The wiliness of fraudsters is what makes Inscatech’s Weinberg less hopeful about blockchain. His firm mainly uses informants on the ground to sniff out where in the production process food-fraud is taking place, and most of his work in China is with western companies that manufacture or source product there.
“The problem is the data is only as reliable as the person providing the data,” said Weinberg, who recalls seeing everything in China from synthetic eggs to fake shrimp that still sizzle in a wok. “In most supply chains there is one or more ‘unreliable’ data provider. This means blockchain is likely useless for protecting against food-fraud unless every piece of data is scrutinized to be accurate.”
A months-long Bloomberg investigation into the global shrimp trade last year showed how unreliable documentation had fanned an illegal transhipping scheme involving Chinese aquaculture exporters.
But blockchain is “light years” away from the system used by the global food industry today, which relies heavily on paper records, said Yiannas, Wal-Mart’s food safety chief. By recording the identity of those who input data into the chain, the technology removes the anonymity that has helped food-fraud to thrive, he said.
The role of humans in recording the supply chain will also diminish, said Yiannas. “More and more of these documents will eventually be captured in an automated way.”
China’s Food and Drug Administration didn’t immediately respond to an email requesting comment on the country’s food safety efforts.
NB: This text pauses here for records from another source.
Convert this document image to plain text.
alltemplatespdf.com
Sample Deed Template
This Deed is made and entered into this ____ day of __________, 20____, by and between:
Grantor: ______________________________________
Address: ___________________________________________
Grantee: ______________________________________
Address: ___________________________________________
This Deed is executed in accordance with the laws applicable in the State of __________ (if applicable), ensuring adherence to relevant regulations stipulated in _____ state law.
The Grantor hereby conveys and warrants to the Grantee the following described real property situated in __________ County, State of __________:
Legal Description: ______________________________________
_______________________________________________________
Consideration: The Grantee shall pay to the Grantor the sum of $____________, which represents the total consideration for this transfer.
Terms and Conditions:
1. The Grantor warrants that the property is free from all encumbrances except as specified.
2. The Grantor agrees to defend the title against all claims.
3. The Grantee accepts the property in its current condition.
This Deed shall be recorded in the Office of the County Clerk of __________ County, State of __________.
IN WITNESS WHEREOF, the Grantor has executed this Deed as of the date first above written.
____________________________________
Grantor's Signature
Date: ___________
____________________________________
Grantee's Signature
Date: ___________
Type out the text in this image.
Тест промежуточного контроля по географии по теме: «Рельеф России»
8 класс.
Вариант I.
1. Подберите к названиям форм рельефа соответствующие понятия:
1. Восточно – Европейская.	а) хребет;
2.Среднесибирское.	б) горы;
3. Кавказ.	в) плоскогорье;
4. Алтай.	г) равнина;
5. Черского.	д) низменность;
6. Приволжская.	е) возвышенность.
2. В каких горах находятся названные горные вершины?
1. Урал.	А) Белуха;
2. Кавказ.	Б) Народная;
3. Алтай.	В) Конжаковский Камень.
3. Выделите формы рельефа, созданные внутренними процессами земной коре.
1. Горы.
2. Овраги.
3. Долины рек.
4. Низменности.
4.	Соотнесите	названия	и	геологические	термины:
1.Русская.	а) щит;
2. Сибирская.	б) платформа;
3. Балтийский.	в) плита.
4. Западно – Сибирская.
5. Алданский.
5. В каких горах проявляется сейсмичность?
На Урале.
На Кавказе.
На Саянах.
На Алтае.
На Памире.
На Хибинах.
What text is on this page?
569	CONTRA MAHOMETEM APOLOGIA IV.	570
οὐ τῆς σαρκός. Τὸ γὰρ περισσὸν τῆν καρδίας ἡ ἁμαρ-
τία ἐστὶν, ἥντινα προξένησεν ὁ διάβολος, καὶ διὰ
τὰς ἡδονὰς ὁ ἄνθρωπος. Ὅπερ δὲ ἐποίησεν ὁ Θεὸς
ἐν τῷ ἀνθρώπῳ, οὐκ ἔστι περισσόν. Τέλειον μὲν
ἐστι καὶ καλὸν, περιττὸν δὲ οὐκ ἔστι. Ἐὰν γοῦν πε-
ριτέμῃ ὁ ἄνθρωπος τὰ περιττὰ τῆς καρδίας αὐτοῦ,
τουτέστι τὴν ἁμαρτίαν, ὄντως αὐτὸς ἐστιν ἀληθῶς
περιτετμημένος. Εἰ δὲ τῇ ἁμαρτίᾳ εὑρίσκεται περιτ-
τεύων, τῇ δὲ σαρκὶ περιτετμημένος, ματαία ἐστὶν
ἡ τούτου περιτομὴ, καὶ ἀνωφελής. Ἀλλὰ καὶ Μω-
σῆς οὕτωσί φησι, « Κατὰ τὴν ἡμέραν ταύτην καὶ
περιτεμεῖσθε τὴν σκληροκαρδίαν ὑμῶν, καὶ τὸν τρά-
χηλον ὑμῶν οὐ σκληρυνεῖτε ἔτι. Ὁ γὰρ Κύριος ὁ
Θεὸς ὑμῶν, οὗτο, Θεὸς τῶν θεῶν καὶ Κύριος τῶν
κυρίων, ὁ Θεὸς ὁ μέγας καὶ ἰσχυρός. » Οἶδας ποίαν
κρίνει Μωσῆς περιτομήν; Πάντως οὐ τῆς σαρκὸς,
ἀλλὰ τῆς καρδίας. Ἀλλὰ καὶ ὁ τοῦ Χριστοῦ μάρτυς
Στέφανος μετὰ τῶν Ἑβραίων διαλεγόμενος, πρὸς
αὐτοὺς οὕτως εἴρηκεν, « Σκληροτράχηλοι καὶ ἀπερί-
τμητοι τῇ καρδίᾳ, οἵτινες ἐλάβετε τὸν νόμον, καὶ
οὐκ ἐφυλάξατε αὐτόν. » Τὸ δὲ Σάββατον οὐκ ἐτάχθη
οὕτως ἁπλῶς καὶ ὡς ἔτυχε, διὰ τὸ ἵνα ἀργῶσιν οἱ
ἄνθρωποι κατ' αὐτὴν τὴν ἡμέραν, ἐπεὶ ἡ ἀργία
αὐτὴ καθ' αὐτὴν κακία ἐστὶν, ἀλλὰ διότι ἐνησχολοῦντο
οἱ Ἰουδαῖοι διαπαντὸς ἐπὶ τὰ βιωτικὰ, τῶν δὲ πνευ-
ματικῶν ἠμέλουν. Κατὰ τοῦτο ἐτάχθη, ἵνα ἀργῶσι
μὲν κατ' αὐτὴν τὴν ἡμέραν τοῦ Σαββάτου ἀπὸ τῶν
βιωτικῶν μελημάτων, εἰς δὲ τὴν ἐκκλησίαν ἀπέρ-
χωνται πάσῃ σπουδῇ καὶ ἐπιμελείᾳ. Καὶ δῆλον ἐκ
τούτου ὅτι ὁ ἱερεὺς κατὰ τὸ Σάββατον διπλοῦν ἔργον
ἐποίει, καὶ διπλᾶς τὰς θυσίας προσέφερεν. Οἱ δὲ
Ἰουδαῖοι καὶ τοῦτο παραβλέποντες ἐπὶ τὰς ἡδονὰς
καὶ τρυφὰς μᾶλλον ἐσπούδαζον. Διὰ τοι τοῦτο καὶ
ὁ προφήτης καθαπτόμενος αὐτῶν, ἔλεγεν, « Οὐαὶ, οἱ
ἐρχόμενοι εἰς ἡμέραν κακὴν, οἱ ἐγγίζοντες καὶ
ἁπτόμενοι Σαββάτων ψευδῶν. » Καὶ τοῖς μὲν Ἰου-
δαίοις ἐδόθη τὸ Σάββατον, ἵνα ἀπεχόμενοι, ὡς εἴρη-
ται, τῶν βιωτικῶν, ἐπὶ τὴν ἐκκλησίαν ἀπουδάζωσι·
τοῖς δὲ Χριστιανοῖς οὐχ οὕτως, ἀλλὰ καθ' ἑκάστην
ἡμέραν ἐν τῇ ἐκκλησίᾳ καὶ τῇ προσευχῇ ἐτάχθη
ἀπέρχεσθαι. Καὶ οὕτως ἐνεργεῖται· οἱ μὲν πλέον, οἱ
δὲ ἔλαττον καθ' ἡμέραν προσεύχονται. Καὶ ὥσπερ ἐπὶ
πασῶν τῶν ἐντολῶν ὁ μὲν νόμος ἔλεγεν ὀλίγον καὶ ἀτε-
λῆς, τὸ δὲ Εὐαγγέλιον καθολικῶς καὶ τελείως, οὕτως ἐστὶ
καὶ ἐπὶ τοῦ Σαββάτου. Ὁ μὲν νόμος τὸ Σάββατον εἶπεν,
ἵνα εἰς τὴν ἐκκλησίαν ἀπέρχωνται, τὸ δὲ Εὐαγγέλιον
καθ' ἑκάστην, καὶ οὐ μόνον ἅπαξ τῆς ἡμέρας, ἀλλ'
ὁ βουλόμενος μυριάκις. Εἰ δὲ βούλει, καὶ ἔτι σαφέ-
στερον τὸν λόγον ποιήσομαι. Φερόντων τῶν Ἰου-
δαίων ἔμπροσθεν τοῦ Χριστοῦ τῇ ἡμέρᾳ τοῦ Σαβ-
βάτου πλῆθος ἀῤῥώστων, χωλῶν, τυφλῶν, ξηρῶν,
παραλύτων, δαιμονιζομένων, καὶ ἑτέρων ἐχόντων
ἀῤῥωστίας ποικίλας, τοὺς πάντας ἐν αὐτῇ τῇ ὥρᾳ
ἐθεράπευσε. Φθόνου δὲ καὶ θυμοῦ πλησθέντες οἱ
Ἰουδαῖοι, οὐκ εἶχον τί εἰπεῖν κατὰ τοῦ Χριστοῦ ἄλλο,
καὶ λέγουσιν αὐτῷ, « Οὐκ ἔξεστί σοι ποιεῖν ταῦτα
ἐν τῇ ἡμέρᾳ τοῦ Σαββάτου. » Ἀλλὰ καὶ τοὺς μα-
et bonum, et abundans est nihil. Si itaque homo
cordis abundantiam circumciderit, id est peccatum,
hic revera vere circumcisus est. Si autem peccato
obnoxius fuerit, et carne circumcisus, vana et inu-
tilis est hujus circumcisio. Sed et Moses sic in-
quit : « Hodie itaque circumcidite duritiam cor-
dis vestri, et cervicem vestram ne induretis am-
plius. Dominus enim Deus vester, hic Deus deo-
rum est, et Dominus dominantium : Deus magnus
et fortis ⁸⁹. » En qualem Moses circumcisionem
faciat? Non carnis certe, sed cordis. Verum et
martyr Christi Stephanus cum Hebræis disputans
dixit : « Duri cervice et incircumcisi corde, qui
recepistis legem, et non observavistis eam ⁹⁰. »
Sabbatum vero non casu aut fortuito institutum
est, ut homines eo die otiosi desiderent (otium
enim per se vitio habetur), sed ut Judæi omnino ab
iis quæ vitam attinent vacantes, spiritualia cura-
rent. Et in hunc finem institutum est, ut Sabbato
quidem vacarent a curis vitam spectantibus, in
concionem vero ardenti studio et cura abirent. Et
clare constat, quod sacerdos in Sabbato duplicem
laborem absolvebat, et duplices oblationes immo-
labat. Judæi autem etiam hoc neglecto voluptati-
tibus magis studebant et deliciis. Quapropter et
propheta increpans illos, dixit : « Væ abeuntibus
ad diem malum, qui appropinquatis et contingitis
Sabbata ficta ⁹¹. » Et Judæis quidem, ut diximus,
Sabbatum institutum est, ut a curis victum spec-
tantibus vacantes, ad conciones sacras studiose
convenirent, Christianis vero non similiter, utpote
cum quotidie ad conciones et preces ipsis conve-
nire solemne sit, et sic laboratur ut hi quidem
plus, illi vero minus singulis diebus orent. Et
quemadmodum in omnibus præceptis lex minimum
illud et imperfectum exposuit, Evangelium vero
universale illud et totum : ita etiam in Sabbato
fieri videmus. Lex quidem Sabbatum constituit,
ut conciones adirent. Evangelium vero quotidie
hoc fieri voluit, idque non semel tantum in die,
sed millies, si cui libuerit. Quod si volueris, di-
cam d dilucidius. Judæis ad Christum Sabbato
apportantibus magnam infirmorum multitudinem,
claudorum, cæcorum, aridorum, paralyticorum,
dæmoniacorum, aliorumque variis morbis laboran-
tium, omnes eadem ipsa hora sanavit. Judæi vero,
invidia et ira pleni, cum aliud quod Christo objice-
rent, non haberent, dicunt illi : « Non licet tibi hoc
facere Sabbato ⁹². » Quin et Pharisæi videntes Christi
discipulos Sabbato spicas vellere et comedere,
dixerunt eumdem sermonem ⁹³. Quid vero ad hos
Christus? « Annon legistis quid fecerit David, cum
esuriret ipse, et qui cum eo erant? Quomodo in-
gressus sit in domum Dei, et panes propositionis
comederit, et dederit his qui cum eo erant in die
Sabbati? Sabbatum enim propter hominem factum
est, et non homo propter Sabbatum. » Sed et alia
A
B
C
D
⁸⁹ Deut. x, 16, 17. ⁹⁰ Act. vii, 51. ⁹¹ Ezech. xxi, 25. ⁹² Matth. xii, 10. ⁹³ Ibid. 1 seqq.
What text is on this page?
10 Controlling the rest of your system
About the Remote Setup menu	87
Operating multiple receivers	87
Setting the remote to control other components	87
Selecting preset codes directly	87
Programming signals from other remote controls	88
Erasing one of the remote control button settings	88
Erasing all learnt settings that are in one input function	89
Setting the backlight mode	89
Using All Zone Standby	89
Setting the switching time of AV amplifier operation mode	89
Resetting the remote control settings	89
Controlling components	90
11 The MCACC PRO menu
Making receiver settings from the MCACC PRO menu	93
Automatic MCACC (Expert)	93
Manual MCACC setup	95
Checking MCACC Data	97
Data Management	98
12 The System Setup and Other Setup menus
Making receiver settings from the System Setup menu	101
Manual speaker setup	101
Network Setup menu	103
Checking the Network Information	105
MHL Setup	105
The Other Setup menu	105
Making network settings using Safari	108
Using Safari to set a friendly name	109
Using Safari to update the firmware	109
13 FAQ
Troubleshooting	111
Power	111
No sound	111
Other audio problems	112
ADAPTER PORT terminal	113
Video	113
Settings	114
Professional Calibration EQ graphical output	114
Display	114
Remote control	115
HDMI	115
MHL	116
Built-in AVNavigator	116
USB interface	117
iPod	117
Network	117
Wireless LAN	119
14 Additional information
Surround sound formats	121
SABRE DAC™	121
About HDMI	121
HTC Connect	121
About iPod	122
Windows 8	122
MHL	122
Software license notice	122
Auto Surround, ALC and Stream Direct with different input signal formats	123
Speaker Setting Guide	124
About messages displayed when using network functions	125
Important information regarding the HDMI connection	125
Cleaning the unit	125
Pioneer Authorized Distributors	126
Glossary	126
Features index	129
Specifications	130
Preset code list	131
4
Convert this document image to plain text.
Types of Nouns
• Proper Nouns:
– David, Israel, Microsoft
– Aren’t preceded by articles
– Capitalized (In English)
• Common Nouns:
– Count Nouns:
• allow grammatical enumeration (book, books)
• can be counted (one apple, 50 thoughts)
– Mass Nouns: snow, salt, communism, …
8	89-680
Some companies are already bringing traceability to consumers. Fonterra Cooperative Group Ltd., the world’s biggest dairy exporter, started putting QR codes on cans of infant formula in April, enabling buyers to verify the product’s authenticity.
The challenges for China — “the factory of the world” — are especially vast because of its size, population, multilayered administrative divisions, and “the willingness of criminals to exploit every corner that they can in order to make money,” said Michael Ellis, who ran Interpol’s trafficking in illicit goods unit until October.
At Interpol, Ellis, a former detective with Scotland Yard in London, was involved in “Opson,” an operation that led to the seizure of more than 10,000 tons and 1 million liters (264,000 gallons) of hazardous fake-food and drinks across more than 50 countries.
Without a presence to fight it, food-fraud globally “will explode,” Ellis said. “It will just continue to grow, and who knows where it will lead.”